Comissão do Senado aprova indicação de Obama para Suprema Corte

Para ser confirmada no cargo, Elena Kagan precisa ser aprovada por maioria absoluta em votação no plenário

iG São Paulo |

O Comitê de Justiça do Senado dos Estados Unidos aprovou nesta terça-feira o nome de Elena Kagan, indicada pelo presidente Barack Obama para a Suprema Corte. No comitê, o nome de Kagan foi aprovado por 13 votos a seis, incluindo o "sim" do senador Lindsey Graham, o único republicano a favor da nomeação dentre os sete que participaram da votação.

Para ser confirmada no cargo, a indicação de Elena Kagan deve ser aprovada agora em em plenário, durante votação entre todos os senadores. Se a nomeação for confirmada pelo Senado, Kagan será a 112.º juiz e substituirá John Paul Stevens, de 90 anos, que anunciou em abril a aposentadoria.

AP
A procuradora-geral Elena Kagan, indicada por Barack Obama para a Suprema Corte dos EUA
Obama, que no ano passado indicou a juíza Sonia Sotomayor para ocupar outra vaga no Supremo, fez um pedido ao Senado para aprovar "o mais rápido possível e com o apoio dos dois partidos" a procuradora à vaga no tribunal. Caso Elena seja confirmada para a vaga, o Supremo contará com três mulheres entre seus integrantes, o número mais elevado de sua história.

Ao ser indicada por Barack Obama, Elena assegurou que suas prioridades serão "o cumprimento da Constituição, o respeito a seus princípios e a defesa do direito dos cidadãos a um julgamento imparcial e à igualdade de todos perante a Lei".

A procuradora, que ao contrário dos demais integrantes da Corte nunca foi juíza, prometeu também que, caso integre a Suprema Corte, se esforçará em representar os cidadãos americanos. Ela considerou "uma honra" ter sido indicada para substituir Stevens, que se caracterizou por ser o mais liberal dos nove juízes que compõem o Supremo.

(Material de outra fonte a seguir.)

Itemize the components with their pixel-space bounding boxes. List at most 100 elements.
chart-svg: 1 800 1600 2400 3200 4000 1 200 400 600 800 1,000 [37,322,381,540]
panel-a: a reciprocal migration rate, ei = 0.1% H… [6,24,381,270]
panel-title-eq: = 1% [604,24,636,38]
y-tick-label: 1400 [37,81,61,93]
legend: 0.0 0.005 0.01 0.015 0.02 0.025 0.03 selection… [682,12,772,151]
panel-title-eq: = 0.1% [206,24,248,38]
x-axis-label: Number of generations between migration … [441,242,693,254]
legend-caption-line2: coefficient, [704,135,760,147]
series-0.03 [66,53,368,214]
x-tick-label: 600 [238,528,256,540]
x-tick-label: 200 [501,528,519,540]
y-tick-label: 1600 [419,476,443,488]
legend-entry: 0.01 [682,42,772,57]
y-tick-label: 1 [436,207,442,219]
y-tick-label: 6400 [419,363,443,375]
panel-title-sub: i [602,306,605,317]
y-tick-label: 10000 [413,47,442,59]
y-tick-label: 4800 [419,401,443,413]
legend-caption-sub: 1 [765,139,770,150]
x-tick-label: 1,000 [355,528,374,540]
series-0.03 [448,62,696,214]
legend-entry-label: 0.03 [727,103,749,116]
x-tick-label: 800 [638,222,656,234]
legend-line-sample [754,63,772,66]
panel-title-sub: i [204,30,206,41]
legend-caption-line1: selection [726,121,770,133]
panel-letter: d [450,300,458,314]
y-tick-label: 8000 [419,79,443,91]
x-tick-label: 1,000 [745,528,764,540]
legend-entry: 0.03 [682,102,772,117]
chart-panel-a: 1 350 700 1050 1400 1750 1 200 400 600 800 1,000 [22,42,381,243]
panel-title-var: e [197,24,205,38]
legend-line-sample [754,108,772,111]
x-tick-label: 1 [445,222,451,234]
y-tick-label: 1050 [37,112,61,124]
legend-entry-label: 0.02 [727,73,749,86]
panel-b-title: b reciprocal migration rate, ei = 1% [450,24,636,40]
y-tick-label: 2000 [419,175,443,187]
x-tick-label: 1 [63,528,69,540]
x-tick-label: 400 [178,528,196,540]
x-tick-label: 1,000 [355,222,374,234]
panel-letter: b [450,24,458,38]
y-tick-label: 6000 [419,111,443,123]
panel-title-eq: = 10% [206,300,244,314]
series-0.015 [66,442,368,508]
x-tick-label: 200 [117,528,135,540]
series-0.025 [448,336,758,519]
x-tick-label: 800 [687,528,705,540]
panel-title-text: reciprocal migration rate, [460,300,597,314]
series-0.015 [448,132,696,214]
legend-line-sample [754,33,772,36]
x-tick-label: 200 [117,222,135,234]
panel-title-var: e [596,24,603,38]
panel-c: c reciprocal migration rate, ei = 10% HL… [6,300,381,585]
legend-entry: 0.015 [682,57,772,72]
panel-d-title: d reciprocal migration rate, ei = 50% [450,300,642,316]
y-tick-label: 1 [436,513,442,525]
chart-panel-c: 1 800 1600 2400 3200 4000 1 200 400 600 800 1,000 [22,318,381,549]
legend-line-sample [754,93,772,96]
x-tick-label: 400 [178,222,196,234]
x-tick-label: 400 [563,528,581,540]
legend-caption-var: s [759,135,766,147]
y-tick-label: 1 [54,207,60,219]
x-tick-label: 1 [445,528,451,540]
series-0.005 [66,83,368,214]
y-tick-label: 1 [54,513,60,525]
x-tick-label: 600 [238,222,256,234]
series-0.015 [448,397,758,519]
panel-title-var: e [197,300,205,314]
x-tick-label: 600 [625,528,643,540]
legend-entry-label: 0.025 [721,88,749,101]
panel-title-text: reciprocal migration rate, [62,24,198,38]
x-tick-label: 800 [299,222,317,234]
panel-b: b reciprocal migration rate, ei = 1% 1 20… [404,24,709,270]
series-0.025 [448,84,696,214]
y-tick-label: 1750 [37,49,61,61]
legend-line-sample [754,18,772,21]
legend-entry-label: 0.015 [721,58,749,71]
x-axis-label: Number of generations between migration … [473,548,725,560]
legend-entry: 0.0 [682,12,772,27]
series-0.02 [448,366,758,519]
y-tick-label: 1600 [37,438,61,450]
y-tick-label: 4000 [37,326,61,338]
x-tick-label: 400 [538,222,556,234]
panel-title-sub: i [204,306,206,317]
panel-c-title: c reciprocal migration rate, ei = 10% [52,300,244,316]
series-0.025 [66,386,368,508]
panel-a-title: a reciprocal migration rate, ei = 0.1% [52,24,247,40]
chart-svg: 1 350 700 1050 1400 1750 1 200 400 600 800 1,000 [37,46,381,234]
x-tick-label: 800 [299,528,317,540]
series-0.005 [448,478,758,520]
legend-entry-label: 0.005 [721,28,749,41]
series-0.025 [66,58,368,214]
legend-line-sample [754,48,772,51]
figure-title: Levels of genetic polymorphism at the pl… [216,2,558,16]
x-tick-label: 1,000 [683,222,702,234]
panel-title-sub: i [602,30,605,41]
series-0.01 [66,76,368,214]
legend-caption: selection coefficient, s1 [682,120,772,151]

A indicação de Elena é o auge de uma carreira meteórica de uma ex-professora de Direito da Universidade de Harvard, que se tornou em março de 2009 a primeira procuradora-geral. Seu nome não deixa de ser uma surpresa, já que ela passou a maior parte de sua carreira no mundo acadêmico, em vez de decidir casos nos tribunais. A falta de experiência na corte, no entanto, foi atenuada nos últimos 14 meses, período em que defendeu o governo nos casos que chegam à Suprema Corte.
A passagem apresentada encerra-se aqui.